Rahasia!: We are so busy Growing Up, we often forget they ar...: Mereka yang dulunya aktif mengikuti langkah kita kemana saja ketika kita enggan makan, mencari kita ketika kita sedang bermain di ruma...
We are so busy Growing Up, we often forget they are also Growing Old
Mereka yang
dulunya aktif mengikuti langkah kita ketika kita enggan makan, mencari kita
ketika kita sedang bermain di rumah tetangga, menggendong kita ketika kita
terjatuh dari sepeda, mencium dengan hangatnya ketika kita hendak terlelap,
menyuapi kita setiap harinya, mencubit kita ketika kita melukai teman, sadarlah
bahwa sekarang semua telah berbeda.
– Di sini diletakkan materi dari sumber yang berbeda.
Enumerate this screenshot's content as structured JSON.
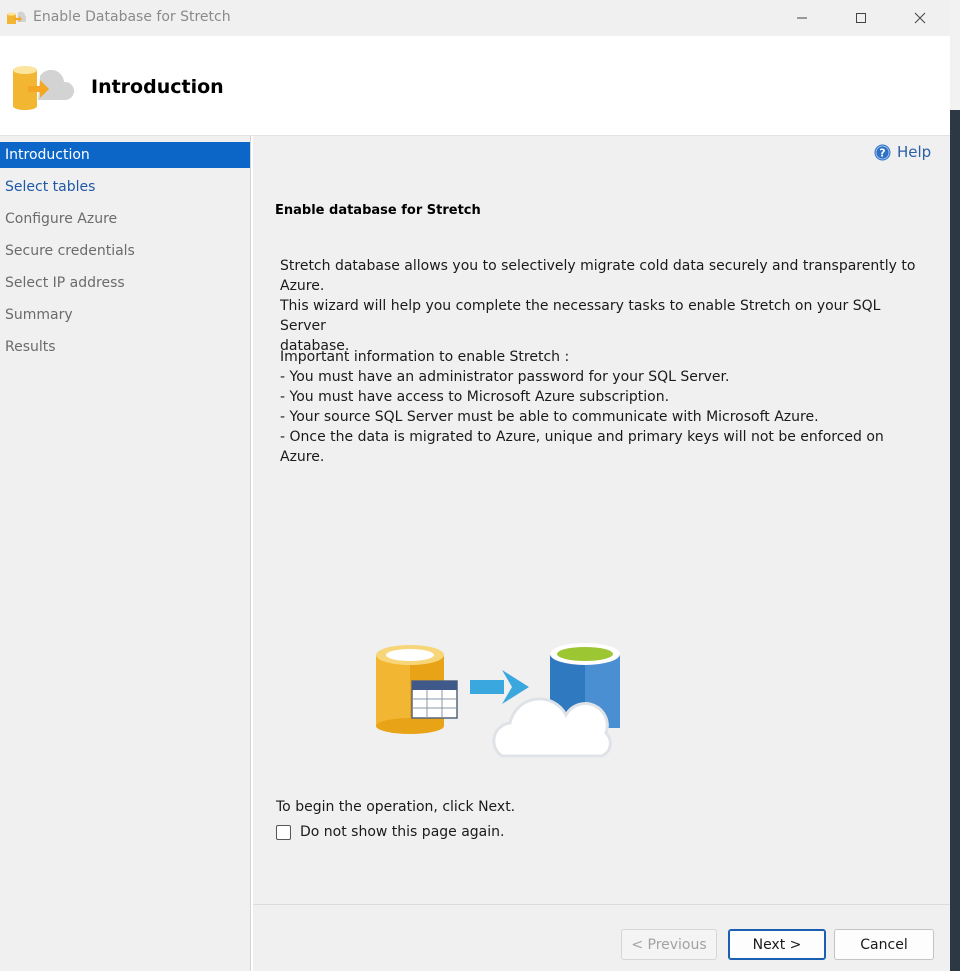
{
  "window": {
    "title": "Enable Database for Stretch"
  },
  "header": {
    "title": "Introduction"
  },
  "nav": {
    "items": [
      {
        "label": "Introduction"
      },
      {
        "label": "Select tables"
      },
      {
        "label": "Configure Azure"
      },
      {
        "label": "Secure credentials"
      },
      {
        "label": "Select IP address"
      },
      {
        "label": "Summary"
      },
      {
        "label": "Results"
      }
    ]
  },
  "help": {
    "label": "Help"
  },
  "content": {
    "section_title": "Enable database for Stretch",
    "intro_lines": [
      "Stretch database allows you to selectively migrate cold data securely and transparently to Azure.",
      "This wizard will help you complete the necessary tasks to enable Stretch on your SQL Server",
      "database."
    ],
    "important_heading": "Important information to enable Stretch :",
    "important_items": [
      "- You must have an administrator password for your SQL Server.",
      "- You must have access to Microsoft Azure subscription.",
      "- Your source SQL Server must be able to communicate with Microsoft Azure.",
      "- Once the data is migrated to Azure, unique and primary keys will not be enforced on Azure."
    ],
    "begin_text": "To begin the operation, click Next.",
    "dont_show_label": "Do not show this page again.",
    "dont_show_checked": false
  },
  "footer": {
    "previous_label": "< Previous",
    "next_label": "Next >",
    "cancel_label": "Cancel"
  },
  "icons": {
    "window": "database-stretch-icon",
    "header": "database-stretch-icon",
    "help": "help-icon",
    "illustration": "database-to-cloud-illustration"
  },
  "colors": {
    "accent": "#0b66c8",
    "link": "#2058a8",
    "database_gold": "#f2b632",
    "database_blue": "#2f79c1",
    "arrow": "#3aa8df"
  }
}
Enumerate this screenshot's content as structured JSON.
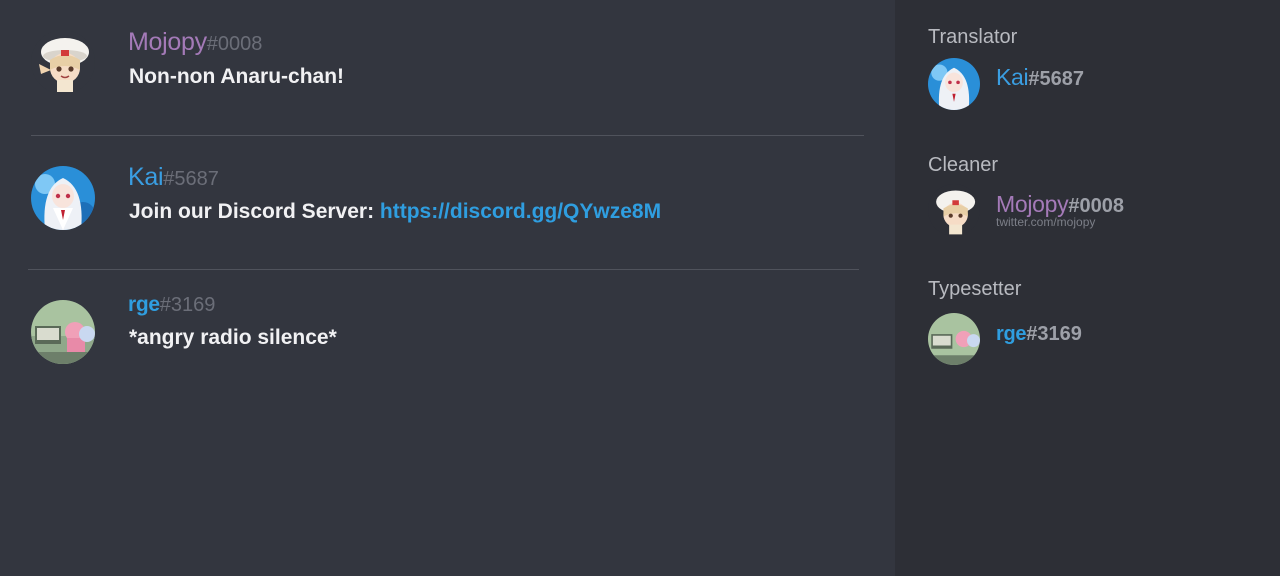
{
  "colors": {
    "chat_bg": "#33363f",
    "sidebar_bg": "#2d2f36",
    "mojopy": "#a47ab8",
    "kai": "#3a9ee2",
    "rge": "#2f9ee0",
    "link": "#2f9ee0"
  },
  "messages": [
    {
      "username": "Mojopy",
      "tag": "#0008",
      "text": "Non-non Anaru-chan!",
      "avatar_icon": "chibi-white-hat-avatar"
    },
    {
      "username": "Kai",
      "tag": "#5687",
      "text_prefix": "Join our Discord Server: ",
      "link": "https://discord.gg/QYwze8M",
      "avatar_icon": "white-hair-girl-avatar"
    },
    {
      "username": "rge",
      "tag": "#3169",
      "text": "*angry radio silence*",
      "avatar_icon": "green-scene-avatar"
    }
  ],
  "credits": [
    {
      "role": "Translator",
      "username": "Kai",
      "tag": "#5687"
    },
    {
      "role": "Cleaner",
      "username": "Mojopy",
      "tag": "#0008",
      "subtitle": "twitter.com/mojopy"
    },
    {
      "role": "Typesetter",
      "username": "rge",
      "tag": "#3169"
    }
  ]
}
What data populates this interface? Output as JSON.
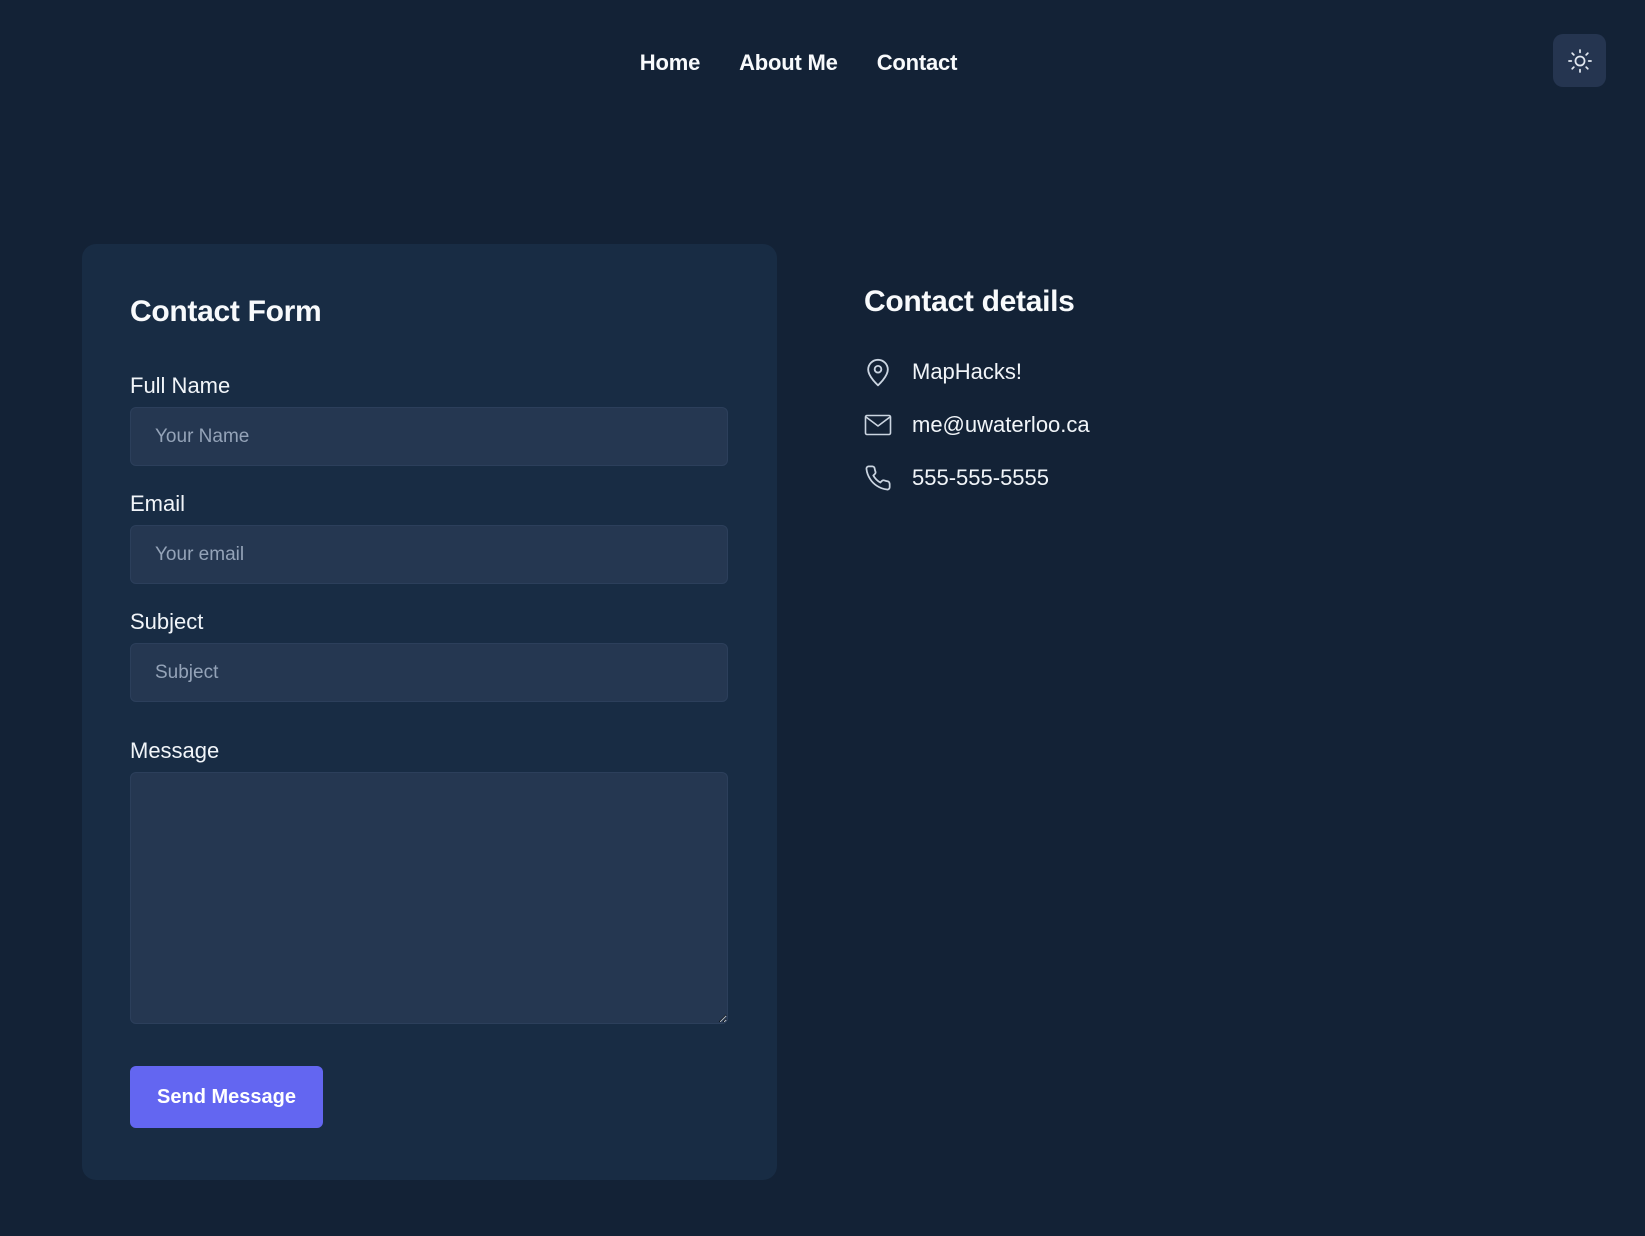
{
  "nav": {
    "items": [
      {
        "label": "Home"
      },
      {
        "label": "About Me"
      },
      {
        "label": "Contact"
      }
    ],
    "theme_toggle_icon": "sun-icon"
  },
  "form": {
    "title": "Contact Form",
    "full_name": {
      "label": "Full Name",
      "value": "",
      "placeholder": "Your Name"
    },
    "email": {
      "label": "Email",
      "value": "",
      "placeholder": "Your email"
    },
    "subject": {
      "label": "Subject",
      "value": "",
      "placeholder": "Subject"
    },
    "message": {
      "label": "Message",
      "value": "",
      "placeholder": ""
    },
    "submit_label": "Send Message"
  },
  "details": {
    "title": "Contact details",
    "items": [
      {
        "icon": "map-pin-icon",
        "text": "MapHacks!"
      },
      {
        "icon": "mail-icon",
        "text": "me@uwaterloo.ca"
      },
      {
        "icon": "phone-icon",
        "text": "555-555-5555"
      }
    ]
  },
  "colors": {
    "background": "#132236",
    "card": "#182c44",
    "input": "#253751",
    "accent": "#6366f1",
    "toggle": "#253550"
  }
}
Akankah mereka masih kuat untuk menggendong
kita? Masihkah mampu mengejar langkah kita? Dan masih pantaskah kita dicubit
karena tingkah nakal kita?
Ingin kembali ke
masa itu, bukan hanya untuk merasakan kembali bagaimana kita dimanja setiap
detiknya tapi lebih kepada kita ingin mengucapkan “Terima Kasih Ayah Ibu!”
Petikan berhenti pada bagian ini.